Guerre commerciale entre la Chine et les États-Unis : déjà un impact sur la BCE ?

La préidente de la BCE, Christine Lagarde. REUTERS/Kai Pfaffenbach © REUTERS

Le marché s’attend à une nouvelle baisse des taux en mars. Mais la nouvelle guerre commerciale entre les États-Unis et la Chine peut-elle changer la donne ?

Avec les nouvelles taxes d’importation américaines contre la Chine, et les répliques de Pékin, la guerre commerciale entre les deux pays vient de prendre un nouveau tournant. L’Europe pourrait également bientôt être visée par de nouvelles taxes américaines… mais l’affrontement entre les deux superpuissances économiques pourrait aussi déjà avoir un impact sur l’Europe. Ainsi que sur la politique monétaire et les taux d’intérêt.

Concrètement, la baisse des taux que le marché attend à la réunion de mars pourrait être remise en question. C’est ce que laisse entendre le gouverneur de la Banque d’Italie,  Piero Cipollone, auprès de Reuters. “La hausse des prix de l’énergie et les tensions commerciales mondiales poussent la BCE dans différentes directions, et il n’y a donc pas lieu de s’engager sur une mesure spécifique pour l’instant”, explique-t-il.

US vs. Chine… et l’Europe ?

Les taxes d’importation pourraient faire repartir l’inflation à la hausse, notamment par une perturbation des chaines d’approvisionnement. Dans ce cas, la BCE serait tiraillée : d’un côté, l’économie au ralenti depuis deux ans a besoin de taux bas pour redémarrer. De l’autre côté, une nouvelle hausse de l’inflation pourrait demander une hausse des taux, pour calmer l’envolée des prix.

L’inflation n’est d’ailleurs pas le seul risque pour l’Europe.
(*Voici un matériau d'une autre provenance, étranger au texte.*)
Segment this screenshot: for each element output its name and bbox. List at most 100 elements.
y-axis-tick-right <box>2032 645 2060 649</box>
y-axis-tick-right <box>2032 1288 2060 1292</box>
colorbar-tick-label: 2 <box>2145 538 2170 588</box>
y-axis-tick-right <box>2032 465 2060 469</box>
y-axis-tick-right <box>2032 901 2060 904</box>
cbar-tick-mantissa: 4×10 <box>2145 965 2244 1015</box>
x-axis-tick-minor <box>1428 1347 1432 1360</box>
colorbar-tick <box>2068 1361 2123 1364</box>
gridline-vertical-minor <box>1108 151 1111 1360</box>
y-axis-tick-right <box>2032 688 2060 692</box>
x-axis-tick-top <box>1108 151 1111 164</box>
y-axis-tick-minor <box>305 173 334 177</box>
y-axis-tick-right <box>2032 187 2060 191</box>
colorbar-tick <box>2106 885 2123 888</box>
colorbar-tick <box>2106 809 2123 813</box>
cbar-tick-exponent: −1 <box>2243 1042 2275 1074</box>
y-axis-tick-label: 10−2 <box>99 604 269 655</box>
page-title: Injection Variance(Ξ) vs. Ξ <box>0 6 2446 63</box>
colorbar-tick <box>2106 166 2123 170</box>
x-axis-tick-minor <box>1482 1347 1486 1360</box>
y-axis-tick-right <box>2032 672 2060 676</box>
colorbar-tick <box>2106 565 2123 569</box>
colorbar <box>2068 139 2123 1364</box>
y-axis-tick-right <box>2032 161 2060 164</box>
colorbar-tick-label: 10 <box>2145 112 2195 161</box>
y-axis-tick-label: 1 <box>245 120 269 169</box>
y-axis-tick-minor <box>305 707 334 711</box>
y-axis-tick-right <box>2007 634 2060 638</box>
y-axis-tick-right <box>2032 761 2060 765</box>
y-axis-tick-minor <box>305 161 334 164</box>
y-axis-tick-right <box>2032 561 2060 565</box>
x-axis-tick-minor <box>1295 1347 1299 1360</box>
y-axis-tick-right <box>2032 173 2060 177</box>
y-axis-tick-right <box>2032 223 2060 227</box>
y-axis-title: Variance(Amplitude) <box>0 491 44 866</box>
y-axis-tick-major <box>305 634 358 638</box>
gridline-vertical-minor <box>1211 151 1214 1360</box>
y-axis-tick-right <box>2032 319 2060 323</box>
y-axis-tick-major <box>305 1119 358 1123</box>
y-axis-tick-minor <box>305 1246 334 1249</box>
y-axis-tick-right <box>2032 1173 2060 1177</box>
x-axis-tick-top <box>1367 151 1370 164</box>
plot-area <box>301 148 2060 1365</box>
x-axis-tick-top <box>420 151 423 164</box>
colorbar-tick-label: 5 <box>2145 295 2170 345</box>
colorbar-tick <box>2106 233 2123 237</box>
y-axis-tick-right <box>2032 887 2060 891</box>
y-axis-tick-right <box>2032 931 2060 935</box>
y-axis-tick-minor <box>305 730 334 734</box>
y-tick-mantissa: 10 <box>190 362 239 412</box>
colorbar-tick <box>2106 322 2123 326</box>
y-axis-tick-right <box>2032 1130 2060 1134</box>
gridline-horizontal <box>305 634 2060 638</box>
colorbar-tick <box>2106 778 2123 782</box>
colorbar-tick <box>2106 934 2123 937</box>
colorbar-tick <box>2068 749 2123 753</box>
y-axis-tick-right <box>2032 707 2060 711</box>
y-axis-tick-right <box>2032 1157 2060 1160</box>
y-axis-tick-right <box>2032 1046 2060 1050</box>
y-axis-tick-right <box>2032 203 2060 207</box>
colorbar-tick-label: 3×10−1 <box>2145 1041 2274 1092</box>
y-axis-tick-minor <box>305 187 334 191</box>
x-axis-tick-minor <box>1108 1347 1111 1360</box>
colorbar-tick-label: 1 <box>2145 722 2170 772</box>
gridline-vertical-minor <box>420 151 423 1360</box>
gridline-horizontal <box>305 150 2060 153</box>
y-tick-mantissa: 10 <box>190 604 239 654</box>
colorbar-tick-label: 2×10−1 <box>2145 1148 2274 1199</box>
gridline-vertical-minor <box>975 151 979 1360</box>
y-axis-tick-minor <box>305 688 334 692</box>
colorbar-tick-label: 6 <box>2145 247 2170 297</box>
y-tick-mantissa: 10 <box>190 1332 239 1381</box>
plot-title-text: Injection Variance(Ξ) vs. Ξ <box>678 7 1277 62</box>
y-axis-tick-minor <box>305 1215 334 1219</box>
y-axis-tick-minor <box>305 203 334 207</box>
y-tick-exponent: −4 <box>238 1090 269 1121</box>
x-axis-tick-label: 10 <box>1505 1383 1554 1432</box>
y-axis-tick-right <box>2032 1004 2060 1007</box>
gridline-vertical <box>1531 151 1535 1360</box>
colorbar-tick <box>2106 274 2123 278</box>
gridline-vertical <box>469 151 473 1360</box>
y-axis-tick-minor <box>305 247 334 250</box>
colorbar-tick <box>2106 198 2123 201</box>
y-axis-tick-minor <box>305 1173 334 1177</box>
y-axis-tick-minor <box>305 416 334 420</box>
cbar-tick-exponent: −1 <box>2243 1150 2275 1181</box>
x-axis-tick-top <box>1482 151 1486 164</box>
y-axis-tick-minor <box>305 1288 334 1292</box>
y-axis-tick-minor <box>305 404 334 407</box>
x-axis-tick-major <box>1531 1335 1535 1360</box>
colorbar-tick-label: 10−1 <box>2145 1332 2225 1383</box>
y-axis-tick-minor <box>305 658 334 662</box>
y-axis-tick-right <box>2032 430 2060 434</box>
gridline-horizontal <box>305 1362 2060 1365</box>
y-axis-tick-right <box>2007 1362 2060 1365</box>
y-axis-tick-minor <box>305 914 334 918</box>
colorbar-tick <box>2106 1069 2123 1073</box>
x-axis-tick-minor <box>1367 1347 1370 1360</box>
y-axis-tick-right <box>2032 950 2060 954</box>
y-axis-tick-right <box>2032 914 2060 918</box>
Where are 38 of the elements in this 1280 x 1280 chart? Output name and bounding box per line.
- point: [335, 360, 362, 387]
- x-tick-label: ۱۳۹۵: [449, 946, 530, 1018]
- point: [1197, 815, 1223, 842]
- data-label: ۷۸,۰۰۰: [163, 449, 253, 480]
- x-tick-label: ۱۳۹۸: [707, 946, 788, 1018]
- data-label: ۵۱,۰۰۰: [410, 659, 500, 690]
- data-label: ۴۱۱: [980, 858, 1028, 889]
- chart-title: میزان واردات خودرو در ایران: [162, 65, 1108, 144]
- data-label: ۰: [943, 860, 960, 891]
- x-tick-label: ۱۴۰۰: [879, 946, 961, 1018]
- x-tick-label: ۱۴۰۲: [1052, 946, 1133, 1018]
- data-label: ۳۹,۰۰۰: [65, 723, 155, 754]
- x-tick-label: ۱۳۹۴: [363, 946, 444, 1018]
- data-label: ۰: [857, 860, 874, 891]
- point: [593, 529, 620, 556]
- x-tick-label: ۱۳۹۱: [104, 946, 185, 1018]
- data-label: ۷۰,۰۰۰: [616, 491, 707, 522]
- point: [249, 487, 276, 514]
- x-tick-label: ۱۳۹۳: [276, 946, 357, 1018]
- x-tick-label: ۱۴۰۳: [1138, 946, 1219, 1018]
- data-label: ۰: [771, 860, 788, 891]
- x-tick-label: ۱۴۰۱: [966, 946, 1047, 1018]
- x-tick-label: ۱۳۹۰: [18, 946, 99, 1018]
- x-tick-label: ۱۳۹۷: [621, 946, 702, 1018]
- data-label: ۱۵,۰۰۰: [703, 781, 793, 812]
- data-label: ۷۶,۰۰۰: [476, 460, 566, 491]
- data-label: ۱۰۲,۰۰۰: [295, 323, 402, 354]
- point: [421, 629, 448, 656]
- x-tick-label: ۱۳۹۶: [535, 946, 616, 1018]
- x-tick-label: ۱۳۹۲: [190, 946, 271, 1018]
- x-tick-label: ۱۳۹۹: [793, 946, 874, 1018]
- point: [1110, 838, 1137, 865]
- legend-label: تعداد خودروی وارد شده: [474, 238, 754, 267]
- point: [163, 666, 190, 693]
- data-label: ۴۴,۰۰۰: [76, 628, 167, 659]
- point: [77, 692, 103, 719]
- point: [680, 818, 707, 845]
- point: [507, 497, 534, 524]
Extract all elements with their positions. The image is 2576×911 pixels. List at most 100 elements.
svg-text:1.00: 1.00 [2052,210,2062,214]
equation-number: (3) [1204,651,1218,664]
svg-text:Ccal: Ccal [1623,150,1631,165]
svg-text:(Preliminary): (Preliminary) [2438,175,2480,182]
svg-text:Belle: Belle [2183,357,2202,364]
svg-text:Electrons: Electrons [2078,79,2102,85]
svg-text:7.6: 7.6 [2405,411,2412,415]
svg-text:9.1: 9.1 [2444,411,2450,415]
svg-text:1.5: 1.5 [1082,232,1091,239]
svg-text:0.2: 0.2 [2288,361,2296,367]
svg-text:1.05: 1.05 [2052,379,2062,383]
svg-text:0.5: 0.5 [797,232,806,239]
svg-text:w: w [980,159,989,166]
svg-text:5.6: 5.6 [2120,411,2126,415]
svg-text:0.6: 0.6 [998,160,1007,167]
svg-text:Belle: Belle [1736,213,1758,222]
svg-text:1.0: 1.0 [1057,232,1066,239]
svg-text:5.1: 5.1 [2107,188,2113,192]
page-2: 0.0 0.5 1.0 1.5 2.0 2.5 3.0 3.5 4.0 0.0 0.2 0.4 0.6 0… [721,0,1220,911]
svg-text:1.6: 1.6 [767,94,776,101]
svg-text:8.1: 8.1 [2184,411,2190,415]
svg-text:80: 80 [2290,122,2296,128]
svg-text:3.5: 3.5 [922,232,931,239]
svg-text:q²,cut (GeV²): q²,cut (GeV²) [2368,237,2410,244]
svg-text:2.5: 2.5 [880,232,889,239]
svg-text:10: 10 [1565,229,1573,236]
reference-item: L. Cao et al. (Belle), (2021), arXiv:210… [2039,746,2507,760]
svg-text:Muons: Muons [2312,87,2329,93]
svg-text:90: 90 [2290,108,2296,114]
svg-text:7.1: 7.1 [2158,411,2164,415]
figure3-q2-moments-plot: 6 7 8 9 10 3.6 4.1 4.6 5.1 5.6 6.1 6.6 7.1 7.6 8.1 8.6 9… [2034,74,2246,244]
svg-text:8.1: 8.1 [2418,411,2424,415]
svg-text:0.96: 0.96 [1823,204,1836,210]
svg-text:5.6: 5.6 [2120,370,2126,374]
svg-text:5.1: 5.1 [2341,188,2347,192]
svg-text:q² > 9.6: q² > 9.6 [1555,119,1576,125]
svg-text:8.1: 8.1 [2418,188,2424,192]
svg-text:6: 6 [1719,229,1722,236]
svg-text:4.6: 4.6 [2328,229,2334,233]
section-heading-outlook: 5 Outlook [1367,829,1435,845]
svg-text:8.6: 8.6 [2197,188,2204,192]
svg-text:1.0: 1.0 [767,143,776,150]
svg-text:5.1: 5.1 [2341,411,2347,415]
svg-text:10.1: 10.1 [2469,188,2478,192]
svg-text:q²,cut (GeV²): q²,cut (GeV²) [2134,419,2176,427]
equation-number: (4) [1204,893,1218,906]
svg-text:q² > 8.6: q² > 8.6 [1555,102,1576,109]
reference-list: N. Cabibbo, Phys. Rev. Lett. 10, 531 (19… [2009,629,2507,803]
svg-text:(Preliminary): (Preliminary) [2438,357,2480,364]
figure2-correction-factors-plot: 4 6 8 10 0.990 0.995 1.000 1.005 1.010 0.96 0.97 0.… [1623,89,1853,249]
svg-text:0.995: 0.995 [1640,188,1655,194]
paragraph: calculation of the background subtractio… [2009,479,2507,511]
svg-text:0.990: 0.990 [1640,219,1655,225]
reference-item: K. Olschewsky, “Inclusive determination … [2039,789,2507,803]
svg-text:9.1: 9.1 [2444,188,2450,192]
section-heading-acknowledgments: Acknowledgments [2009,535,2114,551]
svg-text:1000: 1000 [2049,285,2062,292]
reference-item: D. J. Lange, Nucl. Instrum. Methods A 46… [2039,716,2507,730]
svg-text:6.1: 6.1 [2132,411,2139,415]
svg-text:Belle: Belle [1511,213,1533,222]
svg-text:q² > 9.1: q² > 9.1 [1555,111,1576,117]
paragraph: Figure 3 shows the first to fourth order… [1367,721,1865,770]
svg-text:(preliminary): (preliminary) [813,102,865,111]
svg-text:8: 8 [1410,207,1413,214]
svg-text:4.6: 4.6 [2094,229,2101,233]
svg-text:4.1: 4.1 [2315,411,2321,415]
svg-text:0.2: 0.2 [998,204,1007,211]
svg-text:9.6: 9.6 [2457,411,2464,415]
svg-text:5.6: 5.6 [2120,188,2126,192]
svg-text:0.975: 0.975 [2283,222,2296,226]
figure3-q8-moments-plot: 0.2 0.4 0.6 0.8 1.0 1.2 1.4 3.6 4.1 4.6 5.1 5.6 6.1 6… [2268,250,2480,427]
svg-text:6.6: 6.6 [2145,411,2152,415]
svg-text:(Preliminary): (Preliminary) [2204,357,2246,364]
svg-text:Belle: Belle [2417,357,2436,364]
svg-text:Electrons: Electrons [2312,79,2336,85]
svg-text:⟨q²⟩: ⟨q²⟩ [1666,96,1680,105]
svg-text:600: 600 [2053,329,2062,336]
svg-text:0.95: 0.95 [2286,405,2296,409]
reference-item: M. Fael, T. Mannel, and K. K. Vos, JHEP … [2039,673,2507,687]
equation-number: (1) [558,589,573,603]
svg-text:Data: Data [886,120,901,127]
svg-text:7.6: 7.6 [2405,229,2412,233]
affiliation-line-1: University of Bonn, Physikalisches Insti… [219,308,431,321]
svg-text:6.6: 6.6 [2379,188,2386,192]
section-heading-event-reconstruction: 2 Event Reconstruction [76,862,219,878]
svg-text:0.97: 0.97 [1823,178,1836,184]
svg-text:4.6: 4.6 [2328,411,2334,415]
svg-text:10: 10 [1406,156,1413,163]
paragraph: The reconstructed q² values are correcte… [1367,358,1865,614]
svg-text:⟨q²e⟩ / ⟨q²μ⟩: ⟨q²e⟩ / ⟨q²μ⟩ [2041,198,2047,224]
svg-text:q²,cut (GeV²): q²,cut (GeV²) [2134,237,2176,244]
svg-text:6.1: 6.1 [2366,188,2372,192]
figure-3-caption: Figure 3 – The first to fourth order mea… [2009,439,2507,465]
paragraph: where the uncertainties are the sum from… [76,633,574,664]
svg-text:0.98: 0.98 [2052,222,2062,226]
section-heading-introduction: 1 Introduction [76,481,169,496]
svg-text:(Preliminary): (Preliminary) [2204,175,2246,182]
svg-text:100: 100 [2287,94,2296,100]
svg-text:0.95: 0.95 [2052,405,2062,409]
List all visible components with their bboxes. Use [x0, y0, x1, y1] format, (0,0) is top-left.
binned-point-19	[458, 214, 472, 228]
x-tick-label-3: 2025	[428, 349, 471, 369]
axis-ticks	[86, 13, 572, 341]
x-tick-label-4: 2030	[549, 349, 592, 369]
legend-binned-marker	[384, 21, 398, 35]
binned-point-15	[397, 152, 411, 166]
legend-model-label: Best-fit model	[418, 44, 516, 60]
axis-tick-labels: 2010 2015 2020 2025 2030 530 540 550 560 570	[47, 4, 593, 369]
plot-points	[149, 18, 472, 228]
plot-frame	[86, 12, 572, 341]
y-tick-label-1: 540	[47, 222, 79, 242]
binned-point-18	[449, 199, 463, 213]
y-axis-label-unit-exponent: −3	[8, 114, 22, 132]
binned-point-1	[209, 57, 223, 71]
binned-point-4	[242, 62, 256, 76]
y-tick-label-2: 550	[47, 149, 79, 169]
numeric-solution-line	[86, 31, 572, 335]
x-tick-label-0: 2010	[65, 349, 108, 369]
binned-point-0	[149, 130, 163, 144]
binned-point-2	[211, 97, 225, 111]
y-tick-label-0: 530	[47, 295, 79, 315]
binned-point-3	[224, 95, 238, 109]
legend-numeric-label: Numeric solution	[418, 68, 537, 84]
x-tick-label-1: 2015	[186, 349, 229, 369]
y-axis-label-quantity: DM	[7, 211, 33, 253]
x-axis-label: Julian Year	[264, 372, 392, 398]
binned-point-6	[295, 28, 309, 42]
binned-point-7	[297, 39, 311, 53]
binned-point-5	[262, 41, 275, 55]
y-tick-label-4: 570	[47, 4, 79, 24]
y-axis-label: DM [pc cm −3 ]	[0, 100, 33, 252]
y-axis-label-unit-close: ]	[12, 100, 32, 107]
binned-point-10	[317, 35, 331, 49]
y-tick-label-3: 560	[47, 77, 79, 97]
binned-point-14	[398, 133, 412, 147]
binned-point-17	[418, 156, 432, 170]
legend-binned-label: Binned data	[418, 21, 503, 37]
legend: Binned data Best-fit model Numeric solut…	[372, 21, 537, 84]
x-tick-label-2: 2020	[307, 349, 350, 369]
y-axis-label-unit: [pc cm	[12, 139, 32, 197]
Il y a effectivement aussi celui du ralentissement. D’un côté, si les États-Unis et/ou la Chine, clients importants de l’Europe, sont affaiblis par la guerre commerciale, cela se sentira dans les exportations européennes. Puis la Chine essayerait de trouver d’autres débouchés pour les produits qu’elle ne peut plus vendre aux États-Unis, inondant alors l’Europe et noyant les entreprises européennes.

Le hic, c’est que cette guerre commerciale plonge le monde dans l’incertitude. Certains économistes décrivent les politiques de Trump de “laboratoire économique” : on ne sait pas vraiment prédire vers où elles peuvent mener.

Vers un rythme plus lent ?

Le rythme des baisses de la BCE pourrait donc ralentir. Elle a réduit les taux lors de toutes ses réunions depuis septembre (quatre fois d’affilée donc), après une première baisse en juin. Mais le cycle de baisses n’est pas encore arrivé à son terme, assure l’Italien.

“Nous sommes tous d’accord pour dire qu’il est encore possible d’ajuster les taux à la baisse”, continue-t-il, “Nous sommes presque arrivés à notre objectif… et nous sommes toujours en territoire restrictif.” L’objectif est une inflation à 2%, de manière stable. Elle est actuellement à 2,5%, après un rebond surprise en janvier.

“La compréhension globale de la direction que nous prenons est là, les fondamentaux n’ont pas changé, donc je ne m’attends pas à un grand changement de direction. Cette convergence avec l’objectif d’inflation est cohérente avec une trajectoire de baisse des taux d’intérêt”, détaille-t-il.

Mais tous ne sont pas pessimistes pour la réunion de mars. Pour Mathieu Savary, stratégiste européen en chef chez BCA Research par exemple, la baisse des taux pourrait continuer sur sa lancée, de réunion en réunion. “La BCE maintient son cap et ne voit pas de raison de réévaluer sa politique jusqu’à ce que le taux de dépôt atteigne 2 % en juin, ou son estimation de la neutralité. Au-delà, nous prévoyons deux ou trois baisses supplémentaires : la croissance des salaires retombera à 2 %, les bénéfices des entreprises s’affaiblissent et, surtout, la politique commerciale des États-Unis reste un frein majeur à l’activité économique européenne”, commente-t-il.